Jugar al escondite en el campo de prisioneros
No hay mejor homenaje para un lugar de oprobio (ni mayor venganza contra los verdugos) que disfrutarlo desde la amnesia más presentista
Quien pasea distraído por los acantilados del pueblo gallego donde veraneo se tropieza con una placa muy elegante y bien escrita que hace las veces de tumba del actor Leslie Howard. En 1943, volvía a Londres desde Lisboa en un vuelo civil que fue derribado por la Luftwaffe sobre aquel mar bravo y gélido. Dicen que la estrella británica se desempeñaba en Lisboa como espía al servicio de su majestad, aunque a mí me gusta más pensar que trasteaba por la Península para verse con su amante Conchita Montenegro. Leslie Howard murió en acto de guerra frente a San Andrés de Teixido, añadiendo una nota mundana a un territorio hecho de leyendas mágicas y peregrinas. Quizá por eso su placa reluce con una luz especial. Mientras sus películas y su biografía se agostan como material de erudición cinéfila, su muerte sigue brillando para los paseantes.
A pie de ría, en la playa de la Magdalena de Cedeira, otra placa recordaba que aquel lugar fue un campo de prisioneros durante la Guerra Civil y la inmediata posguerra. Miles de represaliados políticos se pudrieron al sol de unas naves de conservas de pescado en el mismo lugar que hoy ocupan un parque y un bosquecillo. No sé si el hito sigue en pie o ha sucumbido al vandalismo olvidadizo, pero sé que su lectura no despierta el mismo interés que la reseña de Leslie Howard. Pasear por el acantilado donde murió un galán-espía ante el fuego aéreo nazi tiene su encanto. Jugar al escondite en el mismo sitio donde los republicanos penaban bajo el látigo franquista suena grosero. El héroe Howard estiliza el paseo; los prisioneros lo degradan.
La memoria histórica es tan selectiva como el resto de memorias, y la mejor forma de vivir con ella es resignarse a su modulación.

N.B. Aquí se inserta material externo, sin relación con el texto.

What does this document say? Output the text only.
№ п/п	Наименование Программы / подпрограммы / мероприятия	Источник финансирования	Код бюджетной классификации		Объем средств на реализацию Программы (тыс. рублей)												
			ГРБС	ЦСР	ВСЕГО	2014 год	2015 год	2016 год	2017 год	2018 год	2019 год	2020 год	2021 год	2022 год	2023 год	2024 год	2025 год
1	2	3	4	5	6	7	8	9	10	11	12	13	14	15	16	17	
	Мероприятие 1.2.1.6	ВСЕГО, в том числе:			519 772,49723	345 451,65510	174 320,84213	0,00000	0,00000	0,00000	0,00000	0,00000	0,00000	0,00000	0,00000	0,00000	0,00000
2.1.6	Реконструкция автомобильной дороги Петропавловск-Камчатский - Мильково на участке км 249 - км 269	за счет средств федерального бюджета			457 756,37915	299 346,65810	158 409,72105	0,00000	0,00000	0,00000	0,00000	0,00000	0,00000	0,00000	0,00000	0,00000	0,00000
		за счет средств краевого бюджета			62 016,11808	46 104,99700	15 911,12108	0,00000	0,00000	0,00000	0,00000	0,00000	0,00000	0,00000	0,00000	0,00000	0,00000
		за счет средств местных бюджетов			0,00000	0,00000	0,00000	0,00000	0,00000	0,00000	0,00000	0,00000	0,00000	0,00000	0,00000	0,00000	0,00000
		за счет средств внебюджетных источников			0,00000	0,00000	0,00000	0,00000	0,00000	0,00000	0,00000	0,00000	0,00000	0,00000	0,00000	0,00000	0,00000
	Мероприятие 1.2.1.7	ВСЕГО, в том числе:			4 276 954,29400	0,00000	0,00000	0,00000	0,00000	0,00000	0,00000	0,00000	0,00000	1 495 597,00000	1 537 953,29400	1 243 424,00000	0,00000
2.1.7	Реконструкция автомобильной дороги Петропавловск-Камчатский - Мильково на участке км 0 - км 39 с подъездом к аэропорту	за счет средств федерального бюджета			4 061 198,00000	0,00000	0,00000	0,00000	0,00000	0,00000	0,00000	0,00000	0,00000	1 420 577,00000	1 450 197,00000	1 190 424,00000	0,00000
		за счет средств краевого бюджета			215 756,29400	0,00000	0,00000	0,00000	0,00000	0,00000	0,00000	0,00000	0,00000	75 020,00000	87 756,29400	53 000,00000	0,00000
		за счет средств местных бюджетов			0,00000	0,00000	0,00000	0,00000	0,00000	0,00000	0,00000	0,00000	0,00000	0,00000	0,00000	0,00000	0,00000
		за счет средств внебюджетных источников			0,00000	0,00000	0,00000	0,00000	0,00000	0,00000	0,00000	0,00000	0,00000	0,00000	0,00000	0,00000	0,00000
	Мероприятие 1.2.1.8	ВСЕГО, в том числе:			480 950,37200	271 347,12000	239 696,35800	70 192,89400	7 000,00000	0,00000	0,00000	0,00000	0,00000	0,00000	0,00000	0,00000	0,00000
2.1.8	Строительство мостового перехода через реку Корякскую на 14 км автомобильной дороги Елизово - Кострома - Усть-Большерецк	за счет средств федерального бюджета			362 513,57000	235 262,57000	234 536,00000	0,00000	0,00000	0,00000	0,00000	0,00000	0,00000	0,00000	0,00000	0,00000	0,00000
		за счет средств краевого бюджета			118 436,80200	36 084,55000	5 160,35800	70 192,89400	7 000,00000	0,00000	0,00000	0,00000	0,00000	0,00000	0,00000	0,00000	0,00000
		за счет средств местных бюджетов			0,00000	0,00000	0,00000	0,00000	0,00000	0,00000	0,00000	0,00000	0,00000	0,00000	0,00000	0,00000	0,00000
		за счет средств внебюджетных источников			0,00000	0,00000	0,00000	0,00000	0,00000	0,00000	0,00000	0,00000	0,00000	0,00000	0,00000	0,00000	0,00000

Habrá quien quiera preservar los escenarios del horror como templos o monumentos, pero otros creemos que no hay mejor homenaje para un lugar de oprobio (ni mayor venganza contra los verdugos) que disfrutarlo desde la amnesia más presentista. Admiramos a los moribundos que piden una fiesta en su entierro y que nadie les llore. ¿Por qué no hacemos lo mismo con los lugares? El juego despreocupado de unos niños y el magreo feliz de unos adolescentes a la sombra de los mismos pinos que aliviaron el calor de unos presos sin esperanza es tan hermoso y justo como la sonrisa eterna de Leslie Howard dándole un último trago al martini antes de la ráfaga de la Luftwaffe.